Il costo nascosto di una crisi geopolitica
Al Jaber, attraverso un post su LinkedIn, ha sottolineato come lo Stretto di Ormuz rappresenti una via d'acqua cruciale per il commercio energetico mondiale, gestendo il 20% dell'energia commercializzata a livello globale. Ma non solo: è anche la porta di accesso per il 50% del rifornimento mondiale di zolfo, un elemento essenziale per l’industria e l’agricoltura. Un blocco, anche temporaneo, si traduce in un impatto a cascata su praticamente ogni aspetto della vita quotidiana.
Si pensi al prezzo del cibo, già alle stelle in molte aree del mondo, che rischia di impennarsi ulteriormente. O ai costi dei biglietti aerei, strettamente legati al prezzo del carburante. E poi le bollette energetiche, i farmaci, i beni di consumo. La lista è lunga e preoccupante. Se le economie asiatiche sono state le prime a sentire il peso di questa crisi, il contagio si sta rapidamente estendendo verso ovest.
L'Europa, in particolare, sta assistendo a un'accelerazione dell'inflazione, trainata dall'aumento dei prezzi del cibo e dei combustibili. Non si tratta di una mera fluttuazione di mercato, ma di una potenziale crisi sistemica che mette a rischio la stabilità economica del continente. Si è notato, infatti, che l'incremento dei costi di trasporto influisce direttamente sulla filiera alimentare, rendendo più costosi i prodotti freschi e alimentari di base.

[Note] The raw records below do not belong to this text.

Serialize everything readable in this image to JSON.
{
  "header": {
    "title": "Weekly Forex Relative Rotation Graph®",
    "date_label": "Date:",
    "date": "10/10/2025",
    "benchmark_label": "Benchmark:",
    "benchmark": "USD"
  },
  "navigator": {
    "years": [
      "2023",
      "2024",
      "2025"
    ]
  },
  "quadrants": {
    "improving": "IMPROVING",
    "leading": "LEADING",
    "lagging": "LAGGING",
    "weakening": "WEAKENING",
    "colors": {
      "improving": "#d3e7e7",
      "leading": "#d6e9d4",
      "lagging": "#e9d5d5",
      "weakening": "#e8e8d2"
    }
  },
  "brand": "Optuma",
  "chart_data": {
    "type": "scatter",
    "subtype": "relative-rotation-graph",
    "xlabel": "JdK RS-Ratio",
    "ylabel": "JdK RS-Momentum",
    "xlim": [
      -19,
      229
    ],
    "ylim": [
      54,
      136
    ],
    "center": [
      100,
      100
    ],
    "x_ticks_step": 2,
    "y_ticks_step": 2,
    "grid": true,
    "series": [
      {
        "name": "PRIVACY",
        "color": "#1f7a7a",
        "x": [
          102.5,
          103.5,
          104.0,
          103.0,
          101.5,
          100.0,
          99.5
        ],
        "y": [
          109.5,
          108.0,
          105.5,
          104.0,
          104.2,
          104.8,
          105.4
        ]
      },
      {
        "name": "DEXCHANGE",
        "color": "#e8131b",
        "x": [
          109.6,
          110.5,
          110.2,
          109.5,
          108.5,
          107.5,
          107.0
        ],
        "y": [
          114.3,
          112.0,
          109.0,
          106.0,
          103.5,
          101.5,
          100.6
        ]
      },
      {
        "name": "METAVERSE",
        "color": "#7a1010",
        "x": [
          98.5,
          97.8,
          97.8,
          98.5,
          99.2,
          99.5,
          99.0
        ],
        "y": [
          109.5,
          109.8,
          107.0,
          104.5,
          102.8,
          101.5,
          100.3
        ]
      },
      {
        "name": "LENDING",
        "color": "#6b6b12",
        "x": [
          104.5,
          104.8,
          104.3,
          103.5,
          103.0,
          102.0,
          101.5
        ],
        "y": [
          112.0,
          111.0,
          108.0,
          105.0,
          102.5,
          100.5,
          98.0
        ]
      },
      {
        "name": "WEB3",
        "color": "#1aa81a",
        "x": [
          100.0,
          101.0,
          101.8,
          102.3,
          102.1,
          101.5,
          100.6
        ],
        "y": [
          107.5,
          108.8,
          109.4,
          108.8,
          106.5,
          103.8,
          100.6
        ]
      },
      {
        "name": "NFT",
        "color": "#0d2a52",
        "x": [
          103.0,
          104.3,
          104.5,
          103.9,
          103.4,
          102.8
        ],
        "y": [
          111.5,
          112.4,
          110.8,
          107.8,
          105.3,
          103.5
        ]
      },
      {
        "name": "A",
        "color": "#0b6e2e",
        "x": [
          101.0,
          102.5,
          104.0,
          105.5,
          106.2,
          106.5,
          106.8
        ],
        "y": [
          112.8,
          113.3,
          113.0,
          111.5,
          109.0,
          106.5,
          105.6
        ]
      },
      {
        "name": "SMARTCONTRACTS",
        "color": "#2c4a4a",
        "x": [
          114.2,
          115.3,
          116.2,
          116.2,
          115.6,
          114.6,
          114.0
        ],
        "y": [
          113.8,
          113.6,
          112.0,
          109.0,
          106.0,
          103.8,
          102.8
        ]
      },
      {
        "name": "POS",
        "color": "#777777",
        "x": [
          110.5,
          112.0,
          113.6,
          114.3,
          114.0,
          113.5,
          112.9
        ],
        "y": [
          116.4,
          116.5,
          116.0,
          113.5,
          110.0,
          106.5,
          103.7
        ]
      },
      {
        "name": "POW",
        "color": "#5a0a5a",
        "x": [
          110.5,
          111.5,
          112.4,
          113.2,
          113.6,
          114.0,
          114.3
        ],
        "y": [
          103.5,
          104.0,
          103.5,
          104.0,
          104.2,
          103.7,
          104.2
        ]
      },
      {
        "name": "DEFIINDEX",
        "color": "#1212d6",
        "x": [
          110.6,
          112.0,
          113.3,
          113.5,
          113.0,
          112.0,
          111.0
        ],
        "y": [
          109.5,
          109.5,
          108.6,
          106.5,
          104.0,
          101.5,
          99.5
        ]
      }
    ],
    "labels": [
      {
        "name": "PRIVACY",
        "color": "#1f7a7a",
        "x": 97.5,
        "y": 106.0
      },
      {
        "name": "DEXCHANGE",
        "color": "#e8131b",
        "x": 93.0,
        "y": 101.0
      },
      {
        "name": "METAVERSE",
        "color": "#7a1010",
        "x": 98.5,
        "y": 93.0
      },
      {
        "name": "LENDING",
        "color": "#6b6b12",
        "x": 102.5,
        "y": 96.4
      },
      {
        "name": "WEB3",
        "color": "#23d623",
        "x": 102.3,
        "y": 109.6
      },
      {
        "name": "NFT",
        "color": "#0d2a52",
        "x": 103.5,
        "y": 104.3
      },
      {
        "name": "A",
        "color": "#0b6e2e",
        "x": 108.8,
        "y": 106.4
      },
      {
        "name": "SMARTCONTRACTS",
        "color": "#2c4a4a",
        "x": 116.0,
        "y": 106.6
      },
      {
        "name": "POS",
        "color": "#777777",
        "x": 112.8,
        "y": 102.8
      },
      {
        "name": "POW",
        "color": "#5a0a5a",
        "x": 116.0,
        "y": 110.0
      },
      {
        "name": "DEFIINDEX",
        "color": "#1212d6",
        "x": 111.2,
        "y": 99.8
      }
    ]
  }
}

Il punto è semplice: quando il flusso di Ormuz è libero, l'energia si muove e le economie prosperano. Quando viene interrotto, tutti pagano le conseguenze. Al Jaber non lascia spazio a interpretazioni: “Il mondo deve agire” – esorta – “in modo congiunto per tutelare il libero flusso di energia e salvaguardare la stabilità economica globale.” Il rischio è che l’inerzia possa portare a una spirale negativa, con conseguenze imprevedibili per la popolazione mondiale.
La vera complessità di questa situazione risiede nella delicatezza delle relazioni geopolitiche in Medio Oriente. Ogni mossa, ogni dichiarazione, può avere ripercussioni immediate e profonde. La diplomazia, quindi, è l’unica via percorribile per evitare che una crisi energetica si trasformi in un conflitto aperto. Ma la diplomazia, come ci insegna la storia, richiede coraggio e lungimiranza, qualità che sembrano mancare in molti contesti attuali.